Я постелил ему все чистое; он улегся и захрапел, как десять тромбонов. Сам я кое-как устроился на полу. Было жестко и холодно. Долго я не спал и слушал дядин храп, и мне впервые за долгое время почему-то хотелось заплакать. Потом подумал, что Катя вернется с работы и не поймет, кто такой храпит. Напугается. Я тихонько встал и написал записку:

«Катя, это дядя Афанасий. Вдруг свалился на нас с неба».

Я положил записку на диван, перечитал. Как-то по-старинному — небо. Я зачеркнул это слово и написал: «из космоса».

Потом еще написал Кате про подарки и положил их рядом с запиской, чтобы она посмотрела.

НАДО УСПЕВАТЬ

На другое утро я открыл глаза — прямо у меня над носом раскачиваются красные сапожки. Может, сплю? Протер глаза, — нет, качаются. Тогда я вспомнил, что лежу на полу…

— Безобразие, да и только! — говорил дядя Афанасий, размахивая сапогами над моей головой. — В нашей семье клоунов сроду не бывало! И чтобы мой племянник в цирке кривлялся… Да я…

— Во-первых, он не кривляется, а учится акробатике, — спокойно сказала Катя.

— Все равно глупость одна. Не желаю я родственником клоуна иметь!

— Да что вы, дядя! «Клоун» да «клоун». Если Вене понравится работать в цирке, пусть и работает. Это не хуже всякого другого дела.

— Не тебе рассуждать о деле! Себе дела получше выбрать не могла! Повыгоднее. Подумаешь, на заводе радость какая.

— Вы мой завод не трогайте! — сказала Катя и даже побледнела — так разволновалась.

— Чем родному дяде спасибо сказать, что учит уму-разуму, ты голос повышаешь. Кто даст хороший совет, как не я!

— Когда мы с Веней вдвоем остались, вы не только совета, вы простого письма не прислали! Как будто вас и нет на свете. Вот и пришлось нам своим умом жить. И дальше можем сами…

— Ну, ну, горячая какая! — засмеялся как-то нарочно дядя и погладил Катю по плечу. — Занят я был, своих дел не обобрать. Ну, что было, то прошло. А теперь работенка у меня — жаловаться грех. Сытно, спокойно. Заведую продовольственным складом. Могу и позаботиться об единственном племяннике.

— Вовсе не надо обо мне заботиться! — крикнул я, вскочил и вырвал красные сапожки из дядиных рук.

Он погрозил мне пальцем. Потом взял со стола красную рубашку, развернул и опять засмеялся:

— А это что за маскарад? Тоже из цирка?

Он смял рубашку и бросил на стол. Валя так старалась, шила мне подарок, радовалась, а он…
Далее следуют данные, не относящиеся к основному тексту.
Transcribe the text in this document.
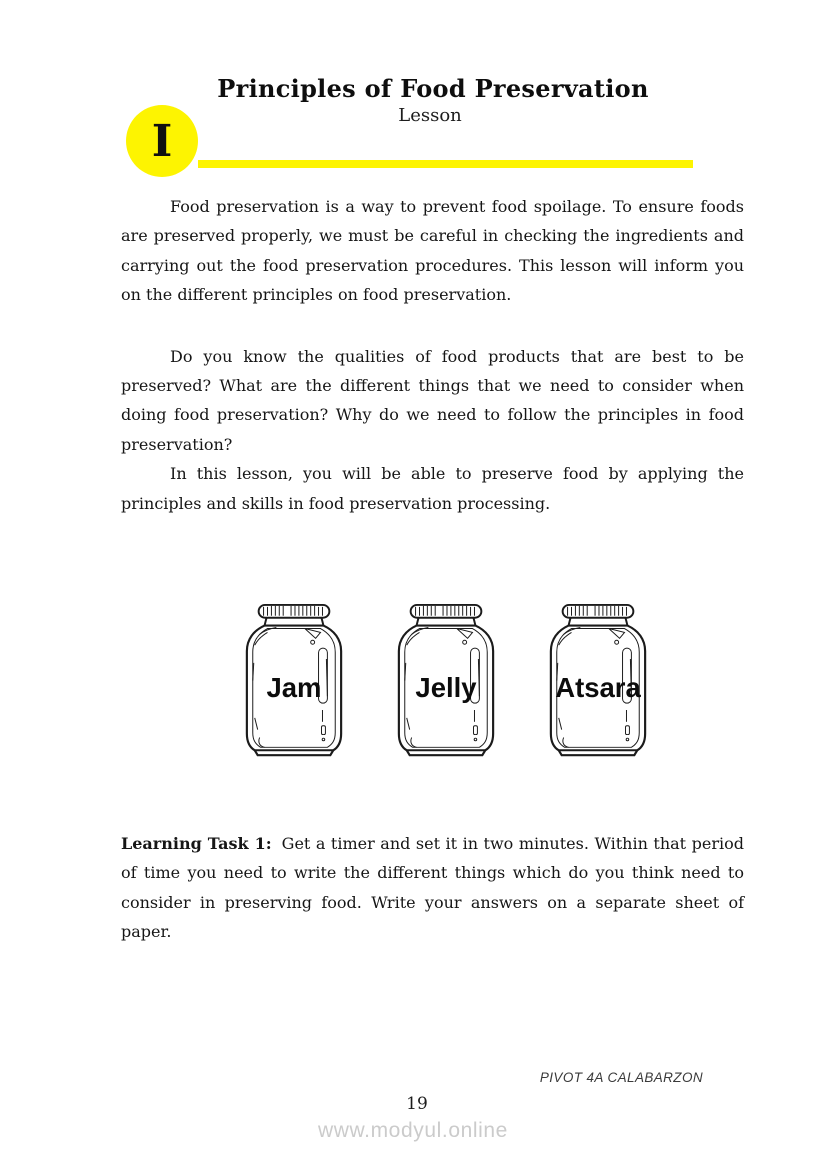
Principles of Food Preservation
Lesson
I

Food preservation is a way to prevent food spoilage. To ensure foods are preserved properly, we must be careful in checking the ingredients and carrying out the food preservation procedures. This lesson will inform you on the different principles on food preservation.

Do you know the qualities of food products that are best to be preserved? What are the different things that we need to consider when doing food preservation? Why do we need to follow the principles in food preservation?

In this lesson, you will be able to preserve food by applying the principles and skills in food preservation processing.

Jam	Jelly	Atsara

Learning Task 1: Get a timer and set it in two minutes. Within that period of time you need to write the different things which do you think need to consider in preserving food. Write your answers on a separate sheet of paper.

PIVOT 4A CALABARZON
19
www.modyul.online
— Не смейте трогать! Приехали и портите все! — сказал я и, не помня себя, закричал: — Зачем вы приехали? Катю расстроили; уезжайте домой!

— Веня, Веня, успокойся! — Катя обняла меня и прижала к себе.
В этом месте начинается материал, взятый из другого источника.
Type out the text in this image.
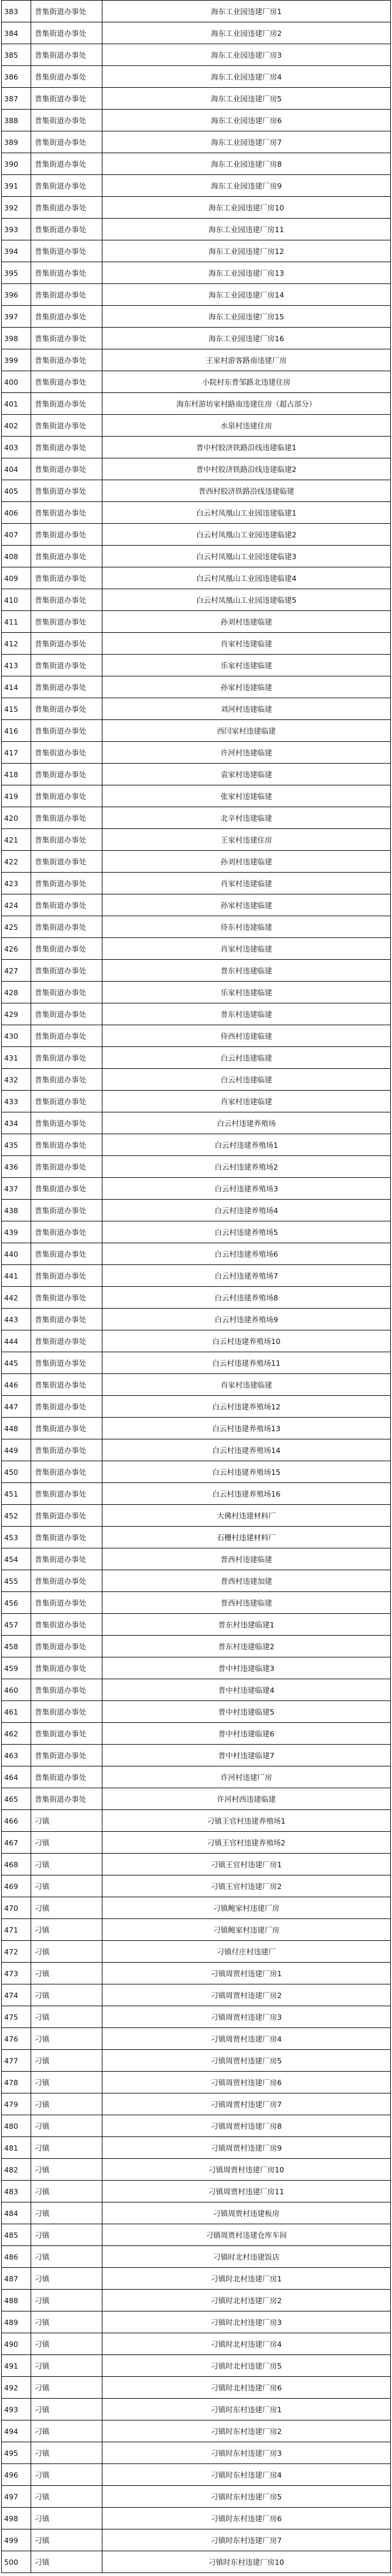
383	普集街道办事处	海东工业园违建厂房1
384	普集街道办事处	海东工业园违建厂房2
385	普集街道办事处	海东工业园违建厂房3
386	普集街道办事处	海东工业园违建厂房4
387	普集街道办事处	海东工业园违建厂房5
388	普集街道办事处	海东工业园违建厂房6
389	普集街道办事处	海东工业园违建厂房7
390	普集街道办事处	海东工业园违建厂房8
391	普集街道办事处	海东工业园违建厂房9
392	普集街道办事处	海东工业园违建厂房10
393	普集街道办事处	海东工业园违建厂房11
394	普集街道办事处	海东工业园违建厂房12
395	普集街道办事处	海东工业园违建厂房13
396	普集街道办事处	海东工业园违建厂房14
397	普集街道办事处	海东工业园违建厂房15
398	普集街道办事处	海东工业园违建厂房16
399	普集街道办事处	王家村游客路南违建厂房
400	普集街道办事处	小院村东普邹路北违建住房
401	普集街道办事处	海东村游坊家村路南违建住房（超占部分）
402	普集街道办事处	水泉村违建住房
403	普集街道办事处	普中村胶济铁路沿线违建临建1
404	普集街道办事处	普中村胶济铁路沿线违建临建2
405	普集街道办事处	普西村胶济铁路沿线违建临建
406	普集街道办事处	白云村凤凰山工业园违建临建1
407	普集街道办事处	白云村凤凰山工业园违建临建2
408	普集街道办事处	白云村凤凰山工业园违建临建3
409	普集街道办事处	白云村凤凰山工业园违建临建4
410	普集街道办事处	白云村凤凰山工业园违建临建5
411	普集街道办事处	孙刘村违建临建
412	普集街道办事处	肖家村违建临建
413	普集街道办事处	乐家村违建临建
414	普集街道办事处	孙家村违建临建
415	普集街道办事处	刘河村违建临建
416	普集街道办事处	西闫家村违建临建
417	普集街道办事处	许河村违建临建
418	普集街道办事处	袁家村违建临建
419	普集街道办事处	张家村违建临建
420	普集街道办事处	北辛村违建临建
421	普集街道办事处	王家村违建住房
422	普集街道办事处	孙刘村违建临建
423	普集街道办事处	肖家村违建临建
424	普集街道办事处	孙家村违建临建
425	普集街道办事处	侍东村违建临建
426	普集街道办事处	肖家村违建临建
427	普集街道办事处	普东村违建临建
428	普集街道办事处	乐家村违建临建
429	普集街道办事处	普东村违建临建
430	普集街道办事处	侍西村违建临建
431	普集街道办事处	白云村违建临建
432	普集街道办事处	白云村违建临建
433	普集街道办事处	肖家村违建临建
434	普集街道办事处	白云村违建养殖场
435	普集街道办事处	白云村违建养殖场1
436	普集街道办事处	白云村违建养殖场2
437	普集街道办事处	白云村违建养殖场3
438	普集街道办事处	白云村违建养殖场4
439	普集街道办事处	白云村违建养殖场5
440	普集街道办事处	白云村违建养殖场6
441	普集街道办事处	白云村违建养殖场7
442	普集街道办事处	白云村违建养殖场8
443	普集街道办事处	白云村违建养殖场9
444	普集街道办事处	白云村违建养殖场10
445	普集街道办事处	白云村违建养殖场11
446	普集街道办事处	肖家村违建临建
447	普集街道办事处	白云村违建养殖场12
448	普集街道办事处	白云村违建养殖场13
449	普集街道办事处	白云村违建养殖场14
450	普集街道办事处	白云村违建养殖场15
451	普集街道办事处	白云村违建养殖场16
452	普集街道办事处	大佛村违建材料厂
453	普集街道办事处	石栅村违建材料厂
454	普集街道办事处	普西村违建临建
455	普集街道办事处	普西村违建加建
456	普集街道办事处	普西村违建临建
457	普集街道办事处	普东村违建临建1
458	普集街道办事处	普东村违建临建2
459	普集街道办事处	普中村违建临建3
460	普集街道办事处	普中村违建临建4
461	普集街道办事处	普中村违建临建5
462	普集街道办事处	普中村违建临建6
463	普集街道办事处	普中村违建临建7
464	普集街道办事处	许河村违建厂房
465	普集街道办事处	许河村西违建临建
466	刁镇	刁镇王官村违建养殖场1
467	刁镇	刁镇王官村违建养殖场2
468	刁镇	刁镇王官村违建厂房1
469	刁镇	刁镇王官村违建厂房2
470	刁镇	刁镇鲍家村违建厂房
471	刁镇	刁镇鲍家村违建厂房
472	刁镇	刁镇付庄村违建厂
473	刁镇	刁镇周贾村违建厂房1
474	刁镇	刁镇周贾村违建厂房2
475	刁镇	刁镇周贾村违建厂房3
476	刁镇	刁镇周贾村违建厂房4
477	刁镇	刁镇周贾村违建厂房5
478	刁镇	刁镇周贾村违建厂房6
479	刁镇	刁镇周贾村违建厂房7
480	刁镇	刁镇周贾村违建厂房8
481	刁镇	刁镇周贾村违建厂房9
482	刁镇	刁镇周贾村违建厂房10
483	刁镇	刁镇周贾村违建厂房11
484	刁镇	刁镇周贾村违建板房
485	刁镇	刁镇周贾村违建仓库车间
486	刁镇	刁镇时北村违建饭店
487	刁镇	刁镇时北村违建厂房1
488	刁镇	刁镇时北村违建厂房2
489	刁镇	刁镇时北村违建厂房3
490	刁镇	刁镇时北村违建厂房4
491	刁镇	刁镇时北村违建厂房5
492	刁镇	刁镇时北村违建厂房6
493	刁镇	刁镇时东村违建厂房1
494	刁镇	刁镇时东村违建厂房2
495	刁镇	刁镇时东村违建厂房3
496	刁镇	刁镇时东村违建厂房4
497	刁镇	刁镇时东村违建厂房5
498	刁镇	刁镇时东村违建厂房6
499	刁镇	刁镇时东村违建厂房7
500	刁镇	刁镇时东村违建厂房10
— Ну и дети пошли! — охнул дядя.

Катя подала ему полотенце, мыло и спокойно сказала:

— Простите его, дядя, он вспыльчивый, сгоряча наговорит, а потом сам жалеет. Да и я тоже… Не будем больше ссориться; идите мыться.

Когда он ушел из комнаты, я толкнул ногой его корзину и стукнул кулаком по чемодану.

— Хватит, Веня, — сказала Катя. — И не смей больше ему грубить. Все-таки он единственный наш родственник.

— Зачем нам такой!

— Перестань злиться, прошу тебя, — слышишь?

— А он скоро уедет?

— Нет, он в отпуск, на месяц. Так что не будем ему портить отдых. Он мог бы поехать на любой курорт, а решил к нам. Понимаешь, как некрасиво грубить гостю?

— Ничего не поделаешь, как говорит Олег. Будем терпеть.

— Будем терпеть! — улыбнулась Катя.

Завтракали мы мирно и тихо. Видно, и дядя понял, что криком на нас не подействуешь. Он был такой ласковый, почти веселый и даже интересно рассказывал про городок на Енисее, где он теперь живет.

Но все же я рад был вырваться из дома и явился в школу одним из первых.

— Чудеса! — удивилась Валя. — Чего тебе не спится?

— Дядя гостить приехал. Встали рано и…

— Ой, как хорошо! Родной дядя? Воображаю, до чего ты рад! Он будет о тебе заботиться. Какой он? Молодой, старый? Вот радость-то, правда?

Я только тяжело вздохнул, но Валя не заметила. Бросилась к вошедшему Олегу и сообщила новость. Он просиял и начал меня тормошить, взъерошил мне волосы.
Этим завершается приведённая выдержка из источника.